Iglesia románica (San Nicola - Bari)¿Y… qué es Occidente?

Hoy tendemos a entender como cultura Occidental a aquella sustentada en el sistema capitalista, adalid del progreso tecnológico y portadora de las banderas de la Revolución Francesa. Más allá de ello, Occidente posee diversos “antes” y “después” de varias circunstancias. Las diferencias relacionadas a lo político (capitalismo – comunismo o democracia – no democracia) son en realidad una profundización reciente de una diferencia antiquísima. Lejos en el tiempo de estas jóvenes rencillas, ciertos acontecimientos acaecidos en épocas fundacionales signan la pertenencia de los pueblos a una u otra cultura, tanto como exponen la labilidad de esa frontera. En esta línea, el nacimiento de Cristo, el surgimiento de Bizancio, y el descubrimiento de América son tres de los más célebres hitos que sacuden la historia de Occidente.
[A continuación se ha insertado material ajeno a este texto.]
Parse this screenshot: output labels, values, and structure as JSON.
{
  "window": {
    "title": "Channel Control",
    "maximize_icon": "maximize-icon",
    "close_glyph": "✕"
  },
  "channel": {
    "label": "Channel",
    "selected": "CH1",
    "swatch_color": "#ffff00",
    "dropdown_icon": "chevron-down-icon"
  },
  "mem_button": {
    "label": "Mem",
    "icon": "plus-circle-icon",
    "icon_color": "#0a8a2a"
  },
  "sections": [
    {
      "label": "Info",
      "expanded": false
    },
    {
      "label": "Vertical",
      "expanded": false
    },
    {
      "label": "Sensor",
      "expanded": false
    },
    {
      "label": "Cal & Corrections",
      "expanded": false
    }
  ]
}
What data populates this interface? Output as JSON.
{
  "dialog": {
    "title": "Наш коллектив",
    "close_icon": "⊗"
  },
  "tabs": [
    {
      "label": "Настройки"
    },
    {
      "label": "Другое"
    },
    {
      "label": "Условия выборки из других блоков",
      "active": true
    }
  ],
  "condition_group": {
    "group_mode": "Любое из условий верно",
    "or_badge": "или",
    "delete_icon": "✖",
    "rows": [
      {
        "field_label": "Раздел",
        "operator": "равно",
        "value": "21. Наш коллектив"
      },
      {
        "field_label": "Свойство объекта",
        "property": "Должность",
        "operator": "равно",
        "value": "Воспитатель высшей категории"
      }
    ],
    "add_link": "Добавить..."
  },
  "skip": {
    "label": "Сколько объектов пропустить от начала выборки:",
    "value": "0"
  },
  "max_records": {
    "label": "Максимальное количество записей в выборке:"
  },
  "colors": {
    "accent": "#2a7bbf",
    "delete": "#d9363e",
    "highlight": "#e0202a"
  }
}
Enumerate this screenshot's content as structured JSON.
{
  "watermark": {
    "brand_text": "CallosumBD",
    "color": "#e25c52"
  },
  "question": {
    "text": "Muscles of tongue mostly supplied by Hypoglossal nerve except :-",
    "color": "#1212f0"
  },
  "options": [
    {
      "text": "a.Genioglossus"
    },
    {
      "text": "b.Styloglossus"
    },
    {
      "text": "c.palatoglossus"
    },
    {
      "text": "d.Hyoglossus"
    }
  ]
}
El nacimiento de Cristo marca un punto de inflexión, en tanto germen de la religión occidental emblemática de Occidente, a la vez que acontecimiento posteriormente considerado para marcar una variable fundamental: el tiempo.

En tanto, la cultura románica, cuyos orígenes se remontan al año 750 AC y es considerada fundadora de la tradición occidental, adopta un cariz especial hacia el 400 DC, cuando el emperador Constantino establece las bases de Bizancio, el imperio cristiano de Oriente.
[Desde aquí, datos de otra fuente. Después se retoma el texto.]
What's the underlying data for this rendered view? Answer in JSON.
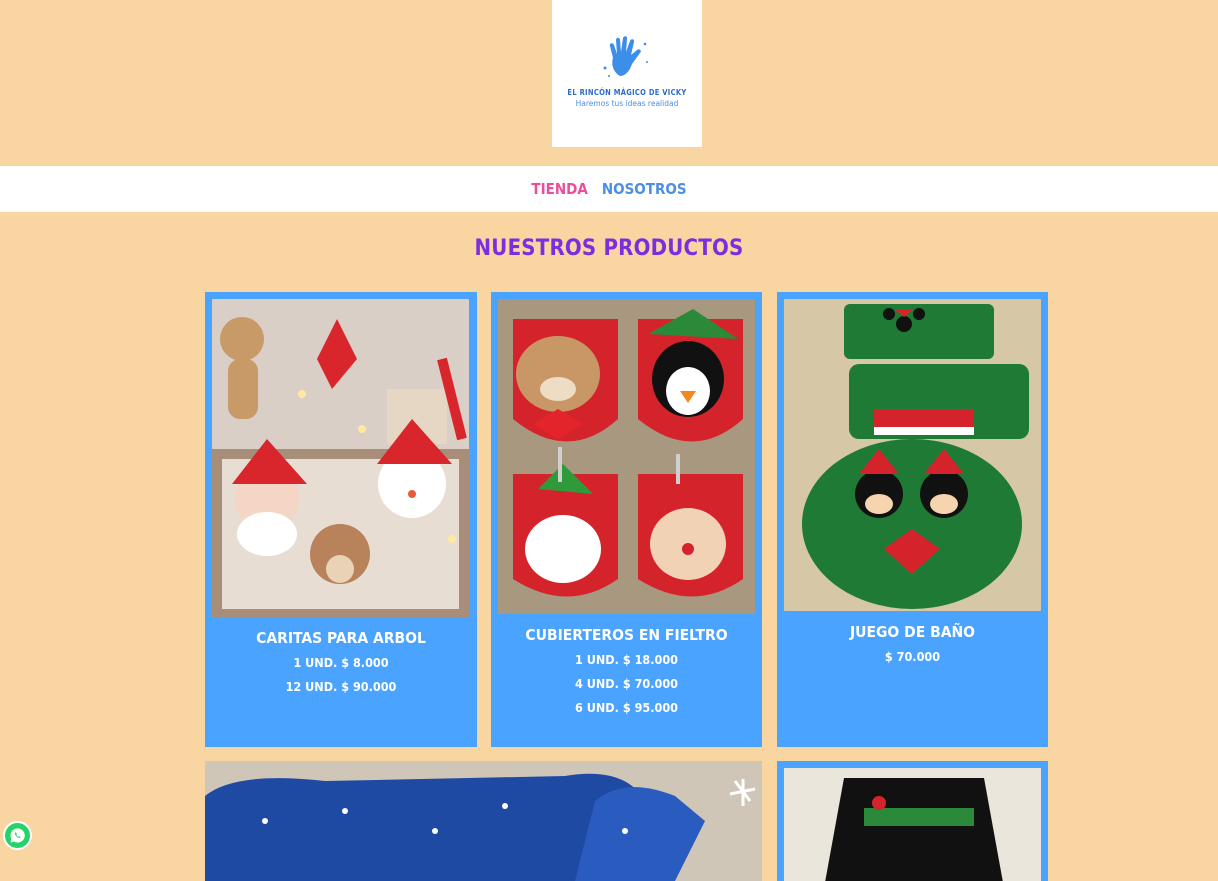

El tercer hecho, ubicado en 1492, revoluciona otra categoría importantísima para pensar la cuestión occidental: el espacio, ampliado a través de la Conquista europea de América.

La cuestión cultural

Si nos abstraemos, en un principio, en estos tres puntos para el análisis, veremos que todos ellos implican contactos con otras culturas. Y esos contactos suponen, en los tres casos, largos procesos de convivencia con “culturas otras”, procesos que transformaron las expresiones de Occidente de infinitas maneras. Claro está, esa convivencia generó disputas territoriales e ideológicas que acabaron indefectiblemente en expulsiones y exterminios, fundamentalmente de parte de Occidente.
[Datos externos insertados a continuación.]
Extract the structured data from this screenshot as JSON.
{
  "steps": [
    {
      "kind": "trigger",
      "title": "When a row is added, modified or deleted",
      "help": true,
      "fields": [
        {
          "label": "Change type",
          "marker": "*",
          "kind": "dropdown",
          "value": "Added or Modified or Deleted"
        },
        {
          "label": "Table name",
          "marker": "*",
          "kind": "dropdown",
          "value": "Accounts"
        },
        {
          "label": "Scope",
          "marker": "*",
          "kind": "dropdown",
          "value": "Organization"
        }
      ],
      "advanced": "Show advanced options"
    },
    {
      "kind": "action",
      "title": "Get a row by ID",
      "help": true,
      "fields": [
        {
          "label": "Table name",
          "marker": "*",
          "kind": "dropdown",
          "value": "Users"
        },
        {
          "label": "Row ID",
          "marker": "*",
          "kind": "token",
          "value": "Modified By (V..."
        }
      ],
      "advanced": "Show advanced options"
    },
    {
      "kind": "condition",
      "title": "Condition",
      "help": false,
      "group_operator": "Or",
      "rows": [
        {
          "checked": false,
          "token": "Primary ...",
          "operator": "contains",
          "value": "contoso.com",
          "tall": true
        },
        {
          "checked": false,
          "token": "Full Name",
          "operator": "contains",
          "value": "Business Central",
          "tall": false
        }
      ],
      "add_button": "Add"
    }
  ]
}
En cuanto al nacimiento de Cristo, no es su circunstancia cronológica sino su contexto y su posterior implicancia simbólica lo que aquí nos interesa. En principio este hecho, recuperado después por el Cristianismo, transcurre dentro de una cultura no considerada hoy “occidental”, como es la judaica, bajo el dominio de Roma. La cultura judía, relegada a la condición de mero antecedente de la cristiana, fue el marco en el que transcurrió la historia de Jesús, y sus ritos, palabras y costumbres pasaron, sin mayores explicaciones, por cierto, a formar parte de la tradición cristiana. Como ejemplo simple, la Pascua, fiesta cristiana por excelencia, tiene su origen en celebraciones judías. De todos modos, siendo la cultura y tradición judías a la vez germen y elemento contemporáneo a la historia de la religión occidental emblemática, no es tomado en cuenta a la hora de considerar los pilares fundamentales de Occidente. En tanto, la evolución del Cristianismo llega a que en 1582, el nacimiento de Cristo se adopte como año 0, e inaugure la Era Cristiana. Esta forma de medir el tiempo, llamada calendario gregoriano, rige hasta hoy en la mayor parte de Europa, América, China, Japón y la ex Unión Soviética. Esta vez, el lejano Oriente adopta una pauta occidental para medir el tiempo.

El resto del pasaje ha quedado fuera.